Hint:
This article refers to the on-premises installation of COYO.
Table of content
- Introduction
- System requirements
- Docker
- COYO home directory
- User directories and authentication
- REST API
1. Introduction
Welcome to your new digital home: COYO!
This document will provide you as a system administrator with some basic information about hosting COYO on premise, the system requirements, Docker itself and how we are using this application virtualization technology. Also you'll receive some introducing informations regarding backups, updates, user provisioning, user authentication and our REST API.
All will be provided with helpful links to our knowledge base and documentation.
We hope to answer all your questions on hosting COYO and its technology and recommend you to take notes if something isn't clear.
2. System requirements
Server Software requirements
COYO can be used wherever Docker Compose can be run. Currently this is Linux and Mac OS but we only recommend Linux distributions. We made good experiences with Ubuntu, Debian, RedHat, SLES and CentOS.
Windows Server is not possible because of missing Docker Compose components.
Server Hardware requirements
Our minimum hardware requirement specifications for a single host on premise installation are based on the number of regular users on your COYO social intranet platform.
If you want to run the optional metrics stack to gather data like CPU load, RAM usage and backend insights you would need 10 GB of additional RAM and 2 additional Cores. You'll find more informations about our metrics stack in the Third Party Containers section.
Client Browser requirements
*IE11 is supported but not recommended.

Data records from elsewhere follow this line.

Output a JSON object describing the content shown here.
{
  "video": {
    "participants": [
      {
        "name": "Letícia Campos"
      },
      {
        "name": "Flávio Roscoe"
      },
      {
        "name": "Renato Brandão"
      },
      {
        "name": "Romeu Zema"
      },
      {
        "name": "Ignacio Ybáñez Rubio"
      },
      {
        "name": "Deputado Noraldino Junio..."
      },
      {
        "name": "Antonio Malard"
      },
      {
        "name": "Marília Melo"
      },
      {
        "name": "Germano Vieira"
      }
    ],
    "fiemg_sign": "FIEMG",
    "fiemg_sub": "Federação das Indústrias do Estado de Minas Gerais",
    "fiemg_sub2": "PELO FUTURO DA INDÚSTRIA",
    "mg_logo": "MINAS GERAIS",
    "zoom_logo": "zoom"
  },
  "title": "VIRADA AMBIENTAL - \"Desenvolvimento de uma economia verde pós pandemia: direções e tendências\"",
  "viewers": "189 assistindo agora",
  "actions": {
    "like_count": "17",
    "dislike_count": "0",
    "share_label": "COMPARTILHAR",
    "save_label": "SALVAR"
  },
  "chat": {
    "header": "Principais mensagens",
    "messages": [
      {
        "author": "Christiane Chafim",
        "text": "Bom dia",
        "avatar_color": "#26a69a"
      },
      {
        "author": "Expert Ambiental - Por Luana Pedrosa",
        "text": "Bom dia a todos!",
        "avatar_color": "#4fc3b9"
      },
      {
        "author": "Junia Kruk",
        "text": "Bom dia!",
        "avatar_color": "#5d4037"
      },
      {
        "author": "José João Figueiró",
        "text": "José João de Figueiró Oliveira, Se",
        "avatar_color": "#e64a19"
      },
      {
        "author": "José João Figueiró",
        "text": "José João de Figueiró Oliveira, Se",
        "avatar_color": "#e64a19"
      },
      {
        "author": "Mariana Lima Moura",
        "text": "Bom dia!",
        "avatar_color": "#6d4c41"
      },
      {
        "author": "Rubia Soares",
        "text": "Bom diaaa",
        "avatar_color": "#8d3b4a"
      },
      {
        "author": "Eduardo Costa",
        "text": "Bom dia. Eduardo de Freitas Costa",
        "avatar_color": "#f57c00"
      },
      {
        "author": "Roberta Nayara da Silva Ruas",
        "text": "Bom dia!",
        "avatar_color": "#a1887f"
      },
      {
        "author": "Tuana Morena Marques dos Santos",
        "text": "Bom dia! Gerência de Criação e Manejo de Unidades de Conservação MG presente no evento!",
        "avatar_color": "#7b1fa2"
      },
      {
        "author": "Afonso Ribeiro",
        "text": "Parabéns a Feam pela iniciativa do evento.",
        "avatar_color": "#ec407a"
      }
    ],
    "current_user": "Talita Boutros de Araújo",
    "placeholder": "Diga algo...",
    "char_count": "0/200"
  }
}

For a great user experience use EDGE or another modern browser.
That's all what your client needs.
3. Docker
A DIFFERENT BREED OF VIRTUALIZATION
Docker is used to run application packages called "containers". In a typical example use case, one container runs a web server and web application, while a second container runs a database server that is used by the web application. Containers are isolated from each other and bundle their own tools, libraries and configuration files; they can communicate with each other through well-defined channels. All containers are run by a single operating system kernel and are thus more lightweight than virtual machines, there are more likely a virtualization of just one application instead of a whole OS. Containers are created from "images" that specify their precise contents. Images are often created by combining and modifying standard images downloaded from repositories.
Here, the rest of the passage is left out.